Trump wrote that a July 11-12 NATO summit in Brussels was "an acknowledged triumph," repeating a disputed claim that member countries agreed to increase defense spending more quickly than they had planned.

He added that "the meeting with Russia may prove to be, in the long run, an even greater success. Many positive things will come out of that meeting."

Trump did not go into detail in a series of tweets, but he wrote: "Russia has agreed to help with North Korea, where relationships with us are very good and the process is moving along."

"There is no rush, the sanctions remain! Big benefits and exciting future for North Korea at end of process!" Trump tweeted, apparently referring to efforts to rid North Korea of nuclear weapons and eliminate its program to create them.

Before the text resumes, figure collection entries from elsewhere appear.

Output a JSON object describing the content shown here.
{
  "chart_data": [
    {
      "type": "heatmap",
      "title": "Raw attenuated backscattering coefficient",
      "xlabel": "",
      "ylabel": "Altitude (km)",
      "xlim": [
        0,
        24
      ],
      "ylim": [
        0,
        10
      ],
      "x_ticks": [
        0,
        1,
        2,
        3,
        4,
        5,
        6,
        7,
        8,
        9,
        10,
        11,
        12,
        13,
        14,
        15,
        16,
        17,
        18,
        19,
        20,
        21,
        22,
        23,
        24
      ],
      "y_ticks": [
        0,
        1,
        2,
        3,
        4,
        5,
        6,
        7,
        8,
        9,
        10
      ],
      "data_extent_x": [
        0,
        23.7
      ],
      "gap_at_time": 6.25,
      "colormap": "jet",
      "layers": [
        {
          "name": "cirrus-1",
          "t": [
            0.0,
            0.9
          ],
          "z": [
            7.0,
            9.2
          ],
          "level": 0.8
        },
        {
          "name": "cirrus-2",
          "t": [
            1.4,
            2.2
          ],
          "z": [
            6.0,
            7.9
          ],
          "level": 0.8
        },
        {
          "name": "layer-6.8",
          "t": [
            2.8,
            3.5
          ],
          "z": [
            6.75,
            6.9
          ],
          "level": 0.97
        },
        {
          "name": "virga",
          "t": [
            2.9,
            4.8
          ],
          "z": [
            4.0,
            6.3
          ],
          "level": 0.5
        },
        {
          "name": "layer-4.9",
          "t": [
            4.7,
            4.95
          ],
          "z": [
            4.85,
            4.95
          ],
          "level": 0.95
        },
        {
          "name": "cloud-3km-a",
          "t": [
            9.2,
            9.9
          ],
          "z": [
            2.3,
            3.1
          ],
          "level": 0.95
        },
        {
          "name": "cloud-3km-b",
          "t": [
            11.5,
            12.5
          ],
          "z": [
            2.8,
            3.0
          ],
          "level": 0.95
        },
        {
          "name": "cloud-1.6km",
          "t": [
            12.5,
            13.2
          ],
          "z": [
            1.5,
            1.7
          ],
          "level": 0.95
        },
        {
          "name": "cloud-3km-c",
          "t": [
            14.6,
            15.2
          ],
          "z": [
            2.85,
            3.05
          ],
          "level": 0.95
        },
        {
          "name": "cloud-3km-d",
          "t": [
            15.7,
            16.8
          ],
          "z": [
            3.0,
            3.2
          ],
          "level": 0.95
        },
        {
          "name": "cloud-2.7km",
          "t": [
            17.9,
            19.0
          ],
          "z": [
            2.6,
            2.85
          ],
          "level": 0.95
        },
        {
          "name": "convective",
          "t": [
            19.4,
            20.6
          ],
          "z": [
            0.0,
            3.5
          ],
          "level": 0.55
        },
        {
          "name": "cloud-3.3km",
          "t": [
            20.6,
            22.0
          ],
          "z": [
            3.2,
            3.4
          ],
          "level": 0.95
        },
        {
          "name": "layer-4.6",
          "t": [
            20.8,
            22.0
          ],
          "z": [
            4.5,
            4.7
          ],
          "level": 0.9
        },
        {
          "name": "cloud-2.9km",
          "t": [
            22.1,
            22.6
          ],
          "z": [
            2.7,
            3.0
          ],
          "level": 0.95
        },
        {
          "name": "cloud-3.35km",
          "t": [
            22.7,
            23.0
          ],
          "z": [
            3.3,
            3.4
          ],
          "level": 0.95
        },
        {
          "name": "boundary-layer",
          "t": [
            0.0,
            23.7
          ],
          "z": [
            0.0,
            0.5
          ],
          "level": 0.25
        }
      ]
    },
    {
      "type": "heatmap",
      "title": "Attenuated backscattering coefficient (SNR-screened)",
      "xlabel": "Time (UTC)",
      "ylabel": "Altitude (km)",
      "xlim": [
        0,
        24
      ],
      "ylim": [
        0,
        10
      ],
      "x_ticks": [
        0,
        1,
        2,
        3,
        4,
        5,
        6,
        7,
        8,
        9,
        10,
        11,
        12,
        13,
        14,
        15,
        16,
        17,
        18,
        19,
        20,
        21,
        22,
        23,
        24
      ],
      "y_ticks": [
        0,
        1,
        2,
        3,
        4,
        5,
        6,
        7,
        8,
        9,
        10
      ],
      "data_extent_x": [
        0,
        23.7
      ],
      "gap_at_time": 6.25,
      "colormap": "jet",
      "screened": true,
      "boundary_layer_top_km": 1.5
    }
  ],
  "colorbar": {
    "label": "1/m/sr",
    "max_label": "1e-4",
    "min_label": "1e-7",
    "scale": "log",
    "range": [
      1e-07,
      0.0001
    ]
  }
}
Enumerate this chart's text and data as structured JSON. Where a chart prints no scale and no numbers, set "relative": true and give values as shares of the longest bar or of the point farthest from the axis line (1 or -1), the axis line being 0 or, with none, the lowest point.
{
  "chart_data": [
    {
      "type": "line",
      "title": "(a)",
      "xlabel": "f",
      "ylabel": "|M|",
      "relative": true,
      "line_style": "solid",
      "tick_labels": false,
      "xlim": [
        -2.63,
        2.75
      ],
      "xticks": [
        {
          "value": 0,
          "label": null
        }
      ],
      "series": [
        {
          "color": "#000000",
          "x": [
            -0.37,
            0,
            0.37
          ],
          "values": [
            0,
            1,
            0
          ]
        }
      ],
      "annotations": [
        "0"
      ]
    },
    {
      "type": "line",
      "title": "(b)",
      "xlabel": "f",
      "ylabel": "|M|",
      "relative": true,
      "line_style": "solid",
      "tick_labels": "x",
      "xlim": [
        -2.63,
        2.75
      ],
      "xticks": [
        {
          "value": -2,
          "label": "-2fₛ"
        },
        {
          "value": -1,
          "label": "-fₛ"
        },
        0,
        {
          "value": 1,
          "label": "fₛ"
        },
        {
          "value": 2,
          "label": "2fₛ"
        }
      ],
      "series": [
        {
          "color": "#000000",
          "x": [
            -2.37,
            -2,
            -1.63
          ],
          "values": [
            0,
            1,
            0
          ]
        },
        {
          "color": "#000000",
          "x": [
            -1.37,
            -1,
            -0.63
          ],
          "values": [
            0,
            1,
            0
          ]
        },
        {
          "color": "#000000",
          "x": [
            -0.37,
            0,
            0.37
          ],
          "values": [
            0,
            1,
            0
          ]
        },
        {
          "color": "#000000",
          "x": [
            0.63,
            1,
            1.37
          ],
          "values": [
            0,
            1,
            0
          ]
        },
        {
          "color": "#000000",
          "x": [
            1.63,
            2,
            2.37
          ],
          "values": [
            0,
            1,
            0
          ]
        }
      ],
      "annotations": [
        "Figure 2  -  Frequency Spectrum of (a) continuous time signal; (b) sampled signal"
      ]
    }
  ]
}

Trump's summit with Putin came after a June 12 meeting with North Korean leader Kim Jong Un that produced a joint statement committing the sides to the complete denuclearization of the Korean Peninsula.

Critics of Trump say that the joint statement with North Korea was vague and did not amount to a commitment by Pyongyang to abandon nuclear weapons.

Trump faced fiercer criticism from U.S. lawmakers -- including some Republicans -- who said he failed to hold Putin accountable for Russian actions such as what U.S intelligence agencies said was a campaign of interference in the 2016 U.S. election.

Trump sought to calm the storm in comments on July 17, saying that he misspoke in Helsinki when he stated that he saw no reason to think that Russia had meddled.

"The sentence should have been, 'I don't see any reason...why it wouldn't be Russia'" that interfered, Trump said.

He said that he accepted the U.S. intelligence community's conclusion that Russia meddled in the election, but added: "It could be other people also. A lot of people out there."

Trump's comments on July 17 came minutes after the leader of the Republican majority in the Senate, Mitch McConnell, warned Russia not to interfere in the November 2018 midterm elections and said the Senate could take up legislation on additional sanctions against Russia.

McConnell also said that NATO was the United States' "most significant military alliance in history," adding that "the European countries are our friends and the Russians are not."

Democrats in Congress dismissed Trump's statement acknowledging Russia interfered in the election as political damage control.

"This has to be recognized for what it is, which is simply an effort to clean up the mess he made yesterday, which is beyond the capacity of any short statement to repair," said Adam Schiff, the ranking Democrat on the Intelligence Committee in the House of Representatives.

Meanwhile, the Russian ambassador to North Korea, Aleksandr Matsegora, told state-run news agency RIA Novosti in an interview published on July 18 that a summit between Putin and North Korea's Kim was "on the agenda."

He did not say whether a date had been set.